El período posterior es el de la “Guardia Nueva”, entre 1920 y 1955, que presentó dos corrientes -por decirlo de alguna manera- antagónicas: una “línea evolucionista” y otra más conservadora, “tradicionalista”. La primera de ellas inaugurada por la obra precursora de Juan Carlos Cobián, Enrique Delfino y el Sexteto de Julio De Caro, que lleva al desarrollo de los elementos que florecen y consolidan definitivamente la forma alrededor de los años ‘40, en la llamada “época de oro”, con Troilo, Pugliese, Salgán, Di Sarli, Gobbi y tantos otros. En tanto la otra línea prefirió desarrollarse sobre las pautas del período anterior, encarnada en las figuras de Francisco Canaro, Roberto Firpo y posteriormente Juan Darienzo. Un desarrollo sincrónico entre ambos períodos es el que experimenta el subgénero del Tango-Canción, cuya máxima figura es indiscutiblemente Carlos Gardel.
El tercer gran período, se caracteriza por la relativa declinación del género, luego de la caída del segundo gobierno de Juan Perón en 1955. Debida en parte, a la promoción -desde el poder político y económico- de pautas culturales extranjerizantes que no casualmente coinciden con la expansión económica, militar y cultural de los EEUU hacia el resto del mundo, operada al término de la segunda guerra mundial.
En el aspecto musical, el hecho decisivo del período es el fuerte impacto que produjeron en el género, artistas como Astor Piazzolla y Eduardo Rovira, pertenecientes a la llamada corriente de “La Vanguardia” -herederos estéticos del Decarismo, nombre por el cual se designó a la corriente evolucionista-. Esta vía alternativa en la música comienza también en 1955 con la constitución del célebre Octeto Buenos Aires, dirigido por el genial músico marplatense. Representa la expresión musical-tanguística de los efervescentes años ‘60 al ‘75.
Tal vez, la muerte de Astor Piazzolla en 1992 haya significado el cierre de la etapa de la “Vanguardia”, siendo entonces la actual una cuarta época, de la que quizás por estar inmersos en ella, no seamos aún capaces de distinguir claramente sus lineamientos específicos, al menos desde una perspectiva histórica. No obstante, desde los últimos 20 años se está operando una revitalización y revalorización importante de todo lo relativo al Tango, especialmente a través de la danza, pero también la aparición de toda una nueva generación de jóvenes y muy calificados instrumentistas. En lo que respecta exclusivamente a la Argentina, quizás esto ocurra como una de las múltiples formas de reacción cultural a las variadas secuelas sociales de las políticas expoliadoras de la última dictadura y los posteriores gobiernos “democratizantes” de corte igualmente neo-liberal. Y en un ámbito quizás más amplio, al avance del “mundo globalizado”, consecuencia de la lógica deshumanizadora del capitalismo[3].

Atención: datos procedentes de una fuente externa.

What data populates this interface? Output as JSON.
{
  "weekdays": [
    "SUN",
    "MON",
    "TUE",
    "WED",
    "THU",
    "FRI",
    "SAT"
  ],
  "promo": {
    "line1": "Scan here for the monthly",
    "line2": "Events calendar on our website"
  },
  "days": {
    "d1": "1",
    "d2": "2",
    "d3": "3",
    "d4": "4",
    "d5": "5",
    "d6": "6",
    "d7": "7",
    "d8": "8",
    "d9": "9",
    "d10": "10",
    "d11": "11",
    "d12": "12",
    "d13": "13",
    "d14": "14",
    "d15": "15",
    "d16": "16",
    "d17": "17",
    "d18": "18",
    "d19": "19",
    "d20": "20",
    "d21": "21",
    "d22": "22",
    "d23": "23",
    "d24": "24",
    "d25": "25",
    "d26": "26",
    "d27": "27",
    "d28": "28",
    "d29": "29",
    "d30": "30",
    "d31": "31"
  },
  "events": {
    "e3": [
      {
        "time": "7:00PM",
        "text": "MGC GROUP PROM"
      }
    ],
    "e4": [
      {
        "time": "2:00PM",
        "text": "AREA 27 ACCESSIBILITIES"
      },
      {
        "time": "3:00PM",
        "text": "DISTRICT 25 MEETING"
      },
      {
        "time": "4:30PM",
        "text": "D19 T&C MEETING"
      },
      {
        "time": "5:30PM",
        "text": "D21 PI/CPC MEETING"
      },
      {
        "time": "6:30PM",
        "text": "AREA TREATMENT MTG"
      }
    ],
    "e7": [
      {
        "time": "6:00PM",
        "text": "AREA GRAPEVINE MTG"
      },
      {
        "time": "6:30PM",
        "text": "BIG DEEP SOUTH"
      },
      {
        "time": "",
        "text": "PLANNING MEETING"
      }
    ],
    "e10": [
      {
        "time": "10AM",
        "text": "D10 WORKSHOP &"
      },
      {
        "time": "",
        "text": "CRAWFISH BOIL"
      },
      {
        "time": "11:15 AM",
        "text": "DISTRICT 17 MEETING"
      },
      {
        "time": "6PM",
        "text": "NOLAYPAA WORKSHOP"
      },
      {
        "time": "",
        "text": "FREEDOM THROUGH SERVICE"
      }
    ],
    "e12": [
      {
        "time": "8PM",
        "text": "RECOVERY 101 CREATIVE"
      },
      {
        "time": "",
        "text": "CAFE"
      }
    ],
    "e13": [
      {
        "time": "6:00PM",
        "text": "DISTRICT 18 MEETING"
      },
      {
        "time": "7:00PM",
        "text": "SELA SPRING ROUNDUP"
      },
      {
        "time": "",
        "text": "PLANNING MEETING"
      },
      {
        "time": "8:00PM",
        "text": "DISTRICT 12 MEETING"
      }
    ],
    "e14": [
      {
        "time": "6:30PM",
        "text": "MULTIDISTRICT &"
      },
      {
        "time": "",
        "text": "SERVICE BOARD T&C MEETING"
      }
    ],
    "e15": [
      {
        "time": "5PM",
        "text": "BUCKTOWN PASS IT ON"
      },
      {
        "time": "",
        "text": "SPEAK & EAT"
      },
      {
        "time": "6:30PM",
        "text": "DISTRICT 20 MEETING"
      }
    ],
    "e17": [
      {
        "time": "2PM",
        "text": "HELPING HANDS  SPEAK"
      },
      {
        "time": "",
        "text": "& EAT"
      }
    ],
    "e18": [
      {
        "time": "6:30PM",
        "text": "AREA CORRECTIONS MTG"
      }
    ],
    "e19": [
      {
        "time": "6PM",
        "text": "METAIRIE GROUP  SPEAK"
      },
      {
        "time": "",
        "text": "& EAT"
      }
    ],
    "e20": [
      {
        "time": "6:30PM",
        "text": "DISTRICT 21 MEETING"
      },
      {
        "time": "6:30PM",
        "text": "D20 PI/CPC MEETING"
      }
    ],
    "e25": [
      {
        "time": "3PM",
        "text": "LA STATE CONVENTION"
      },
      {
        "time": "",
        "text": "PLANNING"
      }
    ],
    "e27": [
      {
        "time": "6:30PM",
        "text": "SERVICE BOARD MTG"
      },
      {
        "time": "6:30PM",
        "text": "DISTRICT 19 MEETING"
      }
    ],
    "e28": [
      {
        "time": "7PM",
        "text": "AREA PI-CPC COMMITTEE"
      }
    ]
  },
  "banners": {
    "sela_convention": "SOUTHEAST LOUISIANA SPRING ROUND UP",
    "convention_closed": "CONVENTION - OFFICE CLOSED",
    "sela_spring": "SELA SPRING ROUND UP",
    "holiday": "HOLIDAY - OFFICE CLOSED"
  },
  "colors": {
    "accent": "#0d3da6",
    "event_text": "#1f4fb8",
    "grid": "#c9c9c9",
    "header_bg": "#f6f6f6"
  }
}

Debe señalarse que, musicalmente, la etapa actual -como no podía ser de otra manera, a la vista de la marginalidad en que cayó el género al término de la “Época de oro”- se está desarrollando sobre la síntesis de los elementos musicales generados en los ‘40 y los ‘60.
La Música
Uno de los aspectos más característicos del Tango Argentino, y posiblemente el más difícil de poner en palabras es el referido a la textura. Esta no se percibe como simple decurso de la melodía sobre un patrón fijo de acompañamiento, como sucede en otras especies bailables, por ejemplo en el Vals, con claro predominio del esquema de un bajo seguido de dos acordes, en negras, correspondiendo a cada uno de los tiempos de un compás de 3/4.[4]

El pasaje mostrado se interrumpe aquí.